Nardugan sözcüğü, Güneş anlamına gelen Nar ile doğan anlamındaki Tuğan kelimelerinin birleşiminden oluşur. Yani Nardugan, Doğan Güneş demektir. Bu anlayışta yeni bir yıl, karanlığın geride bırakıldığı ve aydınlığın yeniden hâkim olmaya başladığı zaman dilimiyle başlar.
ÇAM AĞACI VE HAYAT AĞACI ANLAYIŞI
Coğrafi bir olgu olarak, 21/22 Aralık gecesi, günler uzamaya, geceler kısalmaya başlar.
Eski Türkler’in inanışlarına göre, Güneş, 21/22 Aralık gecesi, karanlığı yenmekte ve bu güne “NARDUGAN” denmekteydi. Dugan, Tugan= Doğan, Nardugan= Doğan Güneş, anlamına gelir.
Bugün Noel ve Yılbaşı denince akla gelen çam ağacı süsleme geleneği, çoğu zaman yalnızca Hıristiyanlıkla ilişkilendirilir. Oysa bu adet, çok daha eskiye, Orta Asya Türk kültürüne uzanır.
Eski Türklerde yerin merkezinden göğe kadar uzandığına inanılan kutsal bir ağaç tasavvuru vardır. Bu ağaç, Hayat Ağacı ya da Dünya Ağacı olarak adlandırılır. Yeraltı, yeryüzü ve gökyüzünü birbirine bağlayan bu ağaç, yaşamın sürekliliğini ve bereketi simgeler.
Orta Asya’da bugün bile, 22 Aralık gündönümünde evlere akçam ağacı getirilir. Ağacın dallarına, gelecek yıl için Tanrı’dan niyaz edilen dilekleri temsil eden bezler ve kurdeleler bağlanır. Bu ritüelin Noel ile doğrudan bir ilgisi yoktur. Bu, doğanın döngüsüne duyulan saygının ve yeniden doğuşun simgesidir.
Bu anlayış, Türk toplulukları aracılığıyla Avrupa’ya taşınmış, özellikle 16’ncı yüzyılda Almanya’da sistemli bir Noel ağacı geleneğine dönüşmüş ve oradan da tüm dünyaya yayılmıştır.
NARDUGAN, NOEL VE YILBAŞI ORTAK NOKTADA BULUŞUYOR
Abdullah Gürgün’ün mesajında altı çizilen en önemli noktalardan biri şudur: Nardugan, Noel ve Yılbaşı birbirinin kopyası değil, aynı zaman diliminin farklı kültürlerdeki adlarıdır.
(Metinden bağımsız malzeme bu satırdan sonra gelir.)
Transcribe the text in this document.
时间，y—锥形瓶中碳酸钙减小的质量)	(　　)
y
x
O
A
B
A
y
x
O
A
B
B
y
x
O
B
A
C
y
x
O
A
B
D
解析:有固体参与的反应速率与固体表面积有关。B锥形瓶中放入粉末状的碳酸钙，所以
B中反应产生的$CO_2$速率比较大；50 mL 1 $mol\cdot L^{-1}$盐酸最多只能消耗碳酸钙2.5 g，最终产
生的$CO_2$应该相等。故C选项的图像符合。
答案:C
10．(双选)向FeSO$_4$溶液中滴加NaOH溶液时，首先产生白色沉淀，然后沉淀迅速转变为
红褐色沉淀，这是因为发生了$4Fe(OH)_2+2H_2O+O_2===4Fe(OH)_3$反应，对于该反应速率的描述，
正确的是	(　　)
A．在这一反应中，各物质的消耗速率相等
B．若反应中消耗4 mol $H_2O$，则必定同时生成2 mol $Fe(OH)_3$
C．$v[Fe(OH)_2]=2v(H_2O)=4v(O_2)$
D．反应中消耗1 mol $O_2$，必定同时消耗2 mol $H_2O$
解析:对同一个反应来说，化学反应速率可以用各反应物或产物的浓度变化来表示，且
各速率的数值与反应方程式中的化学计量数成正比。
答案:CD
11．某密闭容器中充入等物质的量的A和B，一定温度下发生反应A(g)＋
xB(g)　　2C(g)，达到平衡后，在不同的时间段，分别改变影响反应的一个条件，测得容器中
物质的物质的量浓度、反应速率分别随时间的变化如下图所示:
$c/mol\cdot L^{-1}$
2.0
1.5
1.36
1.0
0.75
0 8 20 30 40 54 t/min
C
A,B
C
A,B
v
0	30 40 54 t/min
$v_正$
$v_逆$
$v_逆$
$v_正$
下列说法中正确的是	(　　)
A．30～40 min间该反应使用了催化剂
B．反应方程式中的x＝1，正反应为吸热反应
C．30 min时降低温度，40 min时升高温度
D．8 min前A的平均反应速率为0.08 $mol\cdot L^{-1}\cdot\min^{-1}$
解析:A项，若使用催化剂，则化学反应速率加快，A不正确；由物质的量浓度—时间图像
İskandinavya’da Noel dönemine Jul ya da Yul denir. İngilizcede Yule olarak geçen bu kelime, yıl anlamına gelir. Türkçedeki yıl sözcüğüyle ses ve anlam benzerliği tesadüf değildir. Kışın ortasında, karanlığın geri çekilmeye başladığı bu dönem, birçok kültürde yeni yılın başlangıcı olarak kabul edilmiştir.
Bu nedenle yeniden doğuş, bereket, umut ve ışık teması hem Nardugan’da hem Noel’de hem de Yılbaşı kutlamalarında ortak bir zemin oluşturur.
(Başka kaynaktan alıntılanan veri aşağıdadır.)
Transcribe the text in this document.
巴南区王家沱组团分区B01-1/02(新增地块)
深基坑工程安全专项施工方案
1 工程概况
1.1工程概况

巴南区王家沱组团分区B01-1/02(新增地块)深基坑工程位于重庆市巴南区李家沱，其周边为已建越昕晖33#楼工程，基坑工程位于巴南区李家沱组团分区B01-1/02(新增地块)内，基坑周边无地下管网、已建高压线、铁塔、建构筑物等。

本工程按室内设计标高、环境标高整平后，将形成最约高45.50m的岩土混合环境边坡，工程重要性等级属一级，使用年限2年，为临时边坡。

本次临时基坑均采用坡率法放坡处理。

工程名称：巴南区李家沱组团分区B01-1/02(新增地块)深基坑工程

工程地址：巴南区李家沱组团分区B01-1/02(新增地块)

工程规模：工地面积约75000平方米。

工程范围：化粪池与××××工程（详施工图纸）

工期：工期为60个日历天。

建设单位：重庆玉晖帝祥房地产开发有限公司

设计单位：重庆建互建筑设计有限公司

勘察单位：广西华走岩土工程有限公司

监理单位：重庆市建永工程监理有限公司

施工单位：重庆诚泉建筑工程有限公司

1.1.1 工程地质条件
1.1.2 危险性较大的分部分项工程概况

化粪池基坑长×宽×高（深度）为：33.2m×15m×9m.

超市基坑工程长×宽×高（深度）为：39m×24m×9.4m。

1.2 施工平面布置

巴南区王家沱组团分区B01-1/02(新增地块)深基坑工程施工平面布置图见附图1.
NOEL BABA, AZİZ NİCOLAAS VE MODERN TASVİR
Hollanda’da Sint Nicolaas, Türkiye’de Noel Baba olarak bilinen figür, tarihsel olarak Myra’lı Aziz Nicoolaas’a dayanır. Ancak bugünkü kırmızı kıyafetli, beyaz sakallı ve neşeli Noel Baba imajı, 20’nci yüzyılda ticari bir çizimle şekillenmiştir. 1930’lu yıllarda Coca Cola için yapılan bu çizim, küresel bir ikon yaratmıştır.
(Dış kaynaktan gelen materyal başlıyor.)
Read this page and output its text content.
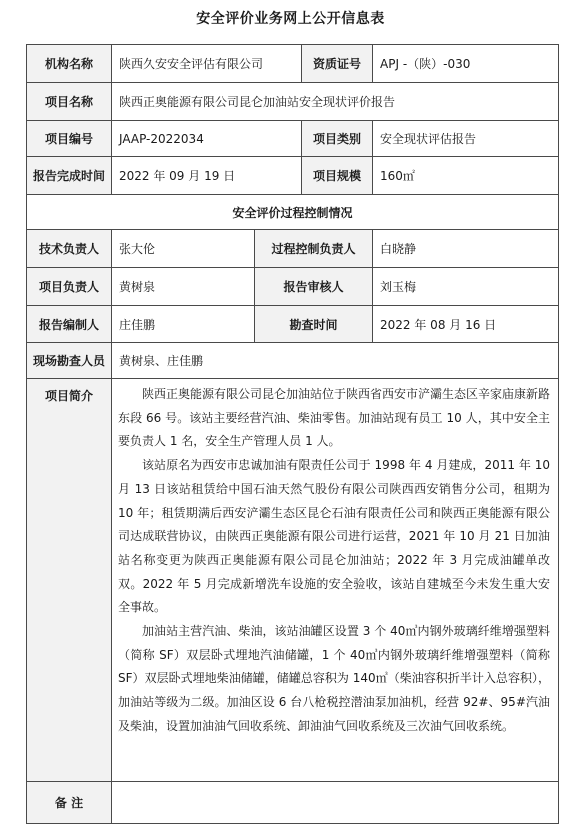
安全评价业务网上公开信息表
机构名称	陕西久安安全评估有限公司		资质证号	APJ -（陕）-030
项目名称	陕西正奥能源有限公司昆仑加油站安全现状评价报告			
项目编号	JAAP-2022034		项目类别	安全现状评估报告
报告完成时间	2022 年 09 月 19 日		项目规模	160㎡
安全评价过程控制情况				
技术负责人	张大伦	过程控制负责人		白晓静
项目负责人	黄树泉	报告审核人		刘玉梅
报告编制人	庄佳鹏	勘查时间		2022 年 08 月 16 日
现场勘查人员	黄树泉、庄佳鹏			
项目简介	陕西正奥能源有限公司昆仑加油站位于陕西省西安市浐灞生态区辛家庙康新路东段 66 号。该站主要经营汽油、柴油零售。加油站现有员工 10 人，其中安全主要负责人 1 名，安全生产管理人员 1 人。

该站原名为西安市忠诚加油有限责任公司于 1998 年 4 月建成，2011 年 10 月 13 日该站租赁给中国石油天然气股份有限公司陕西西安销售分公司，租期为 10 年；租赁期满后西安浐灞生态区昆仑石油有限责任公司和陕西正奥能源有限公司达成联营协议，由陕西正奥能源有限公司进行运营，2021 年 10 月 21 日加油站名称变更为陕西正奥能源有限公司昆仑加油站；2022 年 3 月完成油罐单改双。2022 年 5 月完成新增洗车设施的安全验收，该站自建城至今未发生重大安全事故。

加油站主营汽油、柴油，该站油罐区设置 3 个 40㎥内钢外玻璃纤维增强塑料（简称 SF）双层卧式埋地汽油储罐，1 个 40㎥内钢外玻璃纤维增强塑料（简称 SF）双层卧式埋地柴油储罐，储罐总容积为 140㎥（柴油容积折半计入总容积），加油站等级为二级。加油区设 6 台八枪税控潜油泵加油机，经营 92#、95#汽油及柴油，设置加油油气回收系统、卸油油气回收系统及三次油气回收系统。			

备 注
Bu durum, Noel Baba figürünün kültürler arasında neden bu kadar farklı biçimlerde benimsendiğini de açıklar. Her toplum, bu figüre kendi tarihinden ve hayal dünyasından bir parça eklemiştir.
ANADOLU’DAN SARAYA UZANAN AĞAÇ GELENEĞİ
Anadolu’da yakın zamana kadar sürdürülen çam kırma geleneği, bu kültürel sürekliliğin canlı bir örneğidir. Düğünlerde süslenen çam dalları, evin en güzel yerine konur, dallarına şekerler ve hediyeler asılırdı. Bu ritüel, bereketi ve yeni başlangıçları simgelerdi.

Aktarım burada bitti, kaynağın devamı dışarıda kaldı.